Baxter could not say when that would be, but said that Brown would return to his regular duties as a detective and continue to serve on the drug enforcement team when he returns to work.

Frickey remains on administrative leave, according to Prineville Police Chief Eric Bush. Detective Michael Sundberg of the Deschutes County Sheriff’s Office and Redmond Police Detective Lee Gilbert, who also was present when the shooting happened, have returned to limited duties.

Cossette, who lived at the Wichita address, has not been charged with any crimes in connection with the incident. Prosecutors are looking at the case to decide whether he should be charged in federal court, Dugan said.

Acuna-Espitia, who drove the Nissan the night of the shooting, has been charged with delivering and possession of methamphetamine as well as identity theft and having forged identification. He is being held at the Deschutes County jail under an illegal immigration hold and is scheduled to return to court May 28.

Two men arrested on suspicion of dealing drugs with Acuna-Espitia from his northeast Bend home also face criminal charges.

Inside the investigation and shooting May 1 May 2

7:49 p.m.: Central Oregon Drug Enforcement team investigators stop suspected methamphetamine dealer Anthony Steven Cossette at a northeast Bend convenience store.

Cossette, 32, has suspected methamphetamine and a glass pipe in his pickup.
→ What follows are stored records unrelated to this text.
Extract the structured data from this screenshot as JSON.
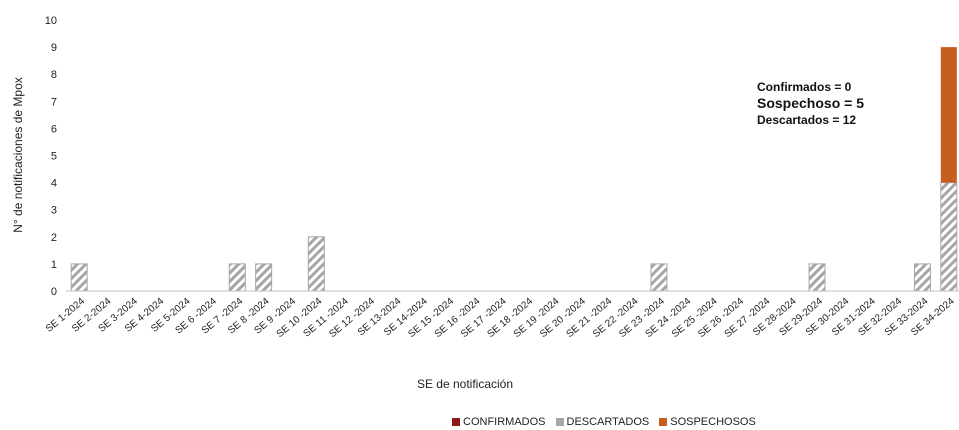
{
  "chart_data": {
    "type": "bar",
    "stacked": true,
    "xlabel": "SE de notificación",
    "ylabel": "N° de notificaciones de Mpox",
    "ylim": [
      0,
      10
    ],
    "yticks": [
      0,
      1,
      2,
      3,
      4,
      5,
      6,
      7,
      8,
      9,
      10
    ],
    "categories": [
      "SE 1-2024",
      "SE 2-2024",
      "SE 3-2024",
      "SE 4-2024",
      "SE 5-2024",
      "SE 6 -2024",
      "SE 7 -2024",
      "SE 8 -2024",
      "SE 9 -2024",
      "SE 10 -2024",
      "SE 11 -2024",
      "SE 12 -2024",
      "SE 13-2024",
      "SE 14-2024",
      "SE 15 -2024",
      "SE 16 -2024",
      "SE 17 -2024",
      "SE 18 -2024",
      "SE 19 -2024",
      "SE 20 -2024",
      "SE 21 -2024",
      "SE 22 -2024",
      "SE 23 -2024",
      "SE 24 -2024",
      "SE 25 -2024",
      "SE 26 -2024",
      "SE 27 -2024",
      "SE 28-2024",
      "SE 29-2024",
      "SE 30-2024",
      "SE 31-2024",
      "SE 32-2024",
      "SE 33-2024",
      "SE 34-2024"
    ],
    "series": [
      {
        "name": "CONFIRMADOS",
        "color": "#8b1a1a",
        "pattern": "solid",
        "values": [
          0,
          0,
          0,
          0,
          0,
          0,
          0,
          0,
          0,
          0,
          0,
          0,
          0,
          0,
          0,
          0,
          0,
          0,
          0,
          0,
          0,
          0,
          0,
          0,
          0,
          0,
          0,
          0,
          0,
          0,
          0,
          0,
          0,
          0
        ]
      },
      {
        "name": "DESCARTADOS",
        "color": "#a6a6a6",
        "pattern": "hatch",
        "values": [
          1,
          0,
          0,
          0,
          0,
          0,
          1,
          1,
          0,
          2,
          0,
          0,
          0,
          0,
          0,
          0,
          0,
          0,
          0,
          0,
          0,
          0,
          1,
          0,
          0,
          0,
          0,
          0,
          1,
          0,
          0,
          0,
          1,
          4
        ]
      },
      {
        "name": "SOSPECHOSOS",
        "color": "#c65d1e",
        "pattern": "solid",
        "values": [
          0,
          0,
          0,
          0,
          0,
          0,
          0,
          0,
          0,
          0,
          0,
          0,
          0,
          0,
          0,
          0,
          0,
          0,
          0,
          0,
          0,
          0,
          0,
          0,
          0,
          0,
          0,
          0,
          0,
          0,
          0,
          0,
          0,
          5
        ]
      }
    ],
    "annotations": [
      "Confirmados = 0",
      "Sospechoso = 5",
      "Descartados = 12"
    ],
    "legend_position": "bottom",
    "grid": false
  }
}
Cossette is taken into custody.

9:30 p.m.: Detective Michael Sundberg of the Deschutes County Sheriff’s Office finishes an affidavit detailing an ongoing investigation of Cossette’s suspected drug activities.

A judge issues a search warrant for Cossette’s residence in the 1800 block of Northeast Wichita Way in Bend.
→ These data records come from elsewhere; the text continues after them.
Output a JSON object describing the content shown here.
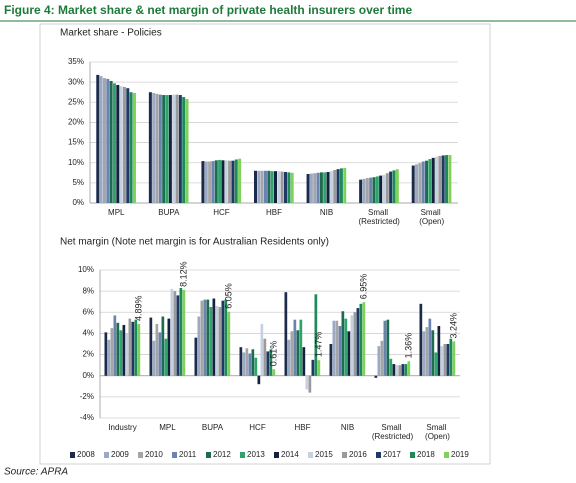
{
  "title": "Figure 4: Market share & net margin of private health insurers over time",
  "source": "Source: APRA",
  "chart_data": [
    {
      "type": "bar",
      "title": "Market share - Policies",
      "categories": [
        "MPL",
        "BUPA",
        "HCF",
        "HBF",
        "NIB",
        "Small (Restricted)",
        "Small (Open)"
      ],
      "ylim": [
        0,
        35
      ],
      "yticks": [
        {
          "value": 0,
          "label": "0%"
        },
        {
          "value": 5,
          "label": "5%"
        },
        {
          "value": 10,
          "label": "10%"
        },
        {
          "value": 15,
          "label": "15%"
        },
        {
          "value": 20,
          "label": "20%"
        },
        {
          "value": 25,
          "label": "25%"
        },
        {
          "value": 30,
          "label": "30%"
        },
        {
          "value": 35,
          "label": "35%"
        }
      ],
      "grid": true,
      "series": [
        {
          "color": "#1c2b4a",
          "values": [
            31.8,
            27.5,
            10.4,
            8.0,
            7.2,
            5.8,
            9.3
          ]
        },
        {
          "color": "#9aaac4",
          "values": [
            31.5,
            27.3,
            10.3,
            8.0,
            7.3,
            6.0,
            9.6
          ]
        },
        {
          "color": "#a5a5a5",
          "values": [
            31.0,
            27.1,
            10.3,
            8.0,
            7.4,
            6.2,
            9.9
          ]
        },
        {
          "color": "#6a83b0",
          "values": [
            30.8,
            26.9,
            10.4,
            8.0,
            7.5,
            6.3,
            10.3
          ]
        },
        {
          "color": "#1d6b50",
          "values": [
            30.3,
            26.8,
            10.6,
            8.0,
            7.6,
            6.4,
            10.5
          ]
        },
        {
          "color": "#2ea36a",
          "values": [
            29.7,
            26.8,
            10.7,
            7.9,
            7.6,
            6.6,
            10.9
          ]
        },
        {
          "color": "#14213d",
          "values": [
            29.3,
            26.8,
            10.6,
            7.9,
            7.7,
            6.8,
            11.2
          ]
        },
        {
          "color": "#c5d0e0",
          "values": [
            29.0,
            26.9,
            10.6,
            7.9,
            7.9,
            7.0,
            11.5
          ]
        },
        {
          "color": "#9a9a9a",
          "values": [
            28.8,
            26.9,
            10.5,
            7.8,
            8.2,
            7.4,
            11.7
          ]
        },
        {
          "color": "#1f3864",
          "values": [
            28.5,
            26.8,
            10.5,
            7.7,
            8.4,
            7.8,
            11.8
          ]
        },
        {
          "color": "#1e8a5a",
          "values": [
            27.5,
            26.3,
            10.8,
            7.6,
            8.6,
            8.1,
            11.9
          ]
        },
        {
          "color": "#7fd15a",
          "values": [
            27.3,
            25.8,
            11.0,
            7.5,
            8.7,
            8.4,
            11.9
          ]
        }
      ]
    },
    {
      "type": "bar",
      "title": "Net margin (Note net margin is for Australian Residents only)",
      "categories": [
        "Industry",
        "MPL",
        "BUPA",
        "HCF",
        "HBF",
        "NIB",
        "Small (Restricted)",
        "Small (Open)"
      ],
      "ylim": [
        -4,
        10
      ],
      "yticks": [
        {
          "value": -4,
          "label": "-4%"
        },
        {
          "value": -2,
          "label": "-2%"
        },
        {
          "value": 0,
          "label": "0%"
        },
        {
          "value": 2,
          "label": "2%"
        },
        {
          "value": 4,
          "label": "4%"
        },
        {
          "value": 6,
          "label": "6%"
        },
        {
          "value": 8,
          "label": "8%"
        },
        {
          "value": 10,
          "label": "10%"
        }
      ],
      "grid": true,
      "legend": "bottom",
      "series": [
        {
          "name": "2008",
          "color": "#1c2b4a",
          "values": [
            4.1,
            5.5,
            3.6,
            2.7,
            7.9,
            3.0,
            -0.2,
            6.8
          ]
        },
        {
          "name": "2009",
          "color": "#9aaac4",
          "values": [
            3.4,
            3.3,
            5.6,
            2.2,
            3.4,
            5.2,
            2.8,
            4.2
          ]
        },
        {
          "name": "2010",
          "color": "#a5a5a5",
          "values": [
            4.5,
            4.9,
            7.1,
            2.6,
            4.2,
            5.2,
            3.3,
            4.6
          ]
        },
        {
          "name": "2011",
          "color": "#6a83b0",
          "values": [
            5.7,
            4.1,
            7.2,
            2.1,
            5.3,
            4.7,
            5.2,
            5.4
          ]
        },
        {
          "name": "2012",
          "color": "#1d6b50",
          "values": [
            5.0,
            5.6,
            7.2,
            2.5,
            4.3,
            6.1,
            5.3,
            4.3
          ]
        },
        {
          "name": "2013",
          "color": "#2ea36a",
          "values": [
            4.3,
            3.5,
            6.5,
            1.7,
            5.3,
            5.4,
            1.6,
            2.2
          ]
        },
        {
          "name": "2014",
          "color": "#14213d",
          "values": [
            4.8,
            5.4,
            7.3,
            -0.8,
            2.7,
            4.2,
            1.1,
            4.7
          ]
        },
        {
          "name": "2015",
          "color": "#c5d0e0",
          "values": [
            4.0,
            8.2,
            6.6,
            4.9,
            -1.3,
            5.7,
            1.0,
            2.8
          ]
        },
        {
          "name": "2016",
          "color": "#9a9a9a",
          "values": [
            5.4,
            8.0,
            6.5,
            3.5,
            -1.6,
            6.0,
            1.0,
            3.0
          ]
        },
        {
          "name": "2017",
          "color": "#1f3864",
          "values": [
            5.1,
            7.6,
            7.1,
            2.3,
            1.5,
            6.4,
            1.1,
            3.0
          ]
        },
        {
          "name": "2018",
          "color": "#1e8a5a",
          "values": [
            5.3,
            8.3,
            7.2,
            2.5,
            7.7,
            6.8,
            1.1,
            3.5
          ]
        },
        {
          "name": "2019",
          "color": "#7fd15a",
          "values": [
            4.89,
            8.12,
            6.05,
            0.61,
            1.47,
            6.95,
            1.36,
            3.24
          ],
          "value_labels": [
            "4.89%",
            "8.12%",
            "6.05%",
            "0.61%",
            "1.47%",
            "6.95%",
            "1.36%",
            "3.24%"
          ]
        }
      ]
    }
  ]
}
Approximately 9 to 10 p.m.: Sundberg briefs CODE detectives at the Bend Police Department on the search warrant. Bend Police Detective Tom Brown is assigned to gain entry to the house and search it along with other CODE team members.

10:37 p.m.: Detectives serve the search warrant at the home. They find thousands in cash, pipes with methamphetamine residue, jewelry, methamphetamine, marijuana, ammunition, an assault rifle with a bayonet and a bolt action rifle. Cossette agrees to call his drug supplier, whom he identifies as Jose Rogelio Acuna-Espitia. Arrangements are made for Acuna-Espitia, 28, to deliver meth to the Wichita Way residence. 12:20 a.m.: Brown receives a radio transmission that a drug supplier is on his way to deliver meth to the Wichita Way residence.

12:21 a.m.: A Nissan Xterra with three people inside pulls up in front of the house police are searching. Acuna-Espitia gets out of the driver’s side and runs toward the door, where detectives take him down and arrest him. Acuna-Espitia struggles with Brown and Sundberg as Prineville Police Detective Jeffrey Frickey approaches the Nissan with his gun drawn, yelling at the remaining passengers to put their hands up. Frickey repeats the instructions in English and Spanish. Brown approaches the sport utility vehicle with his gun drawn. The female front-seat passenger, Alaina Lehner, puts her hands up but the driver’s side back-seat passenger, Refugio Cruz-Fuentes, does not. Cruz-Fuentes, 28, reaches across his chest with his right hand for what Brown believes is a gun. Brown fires 11 times and hits Cruz-Fuentes with nine shots, killing him.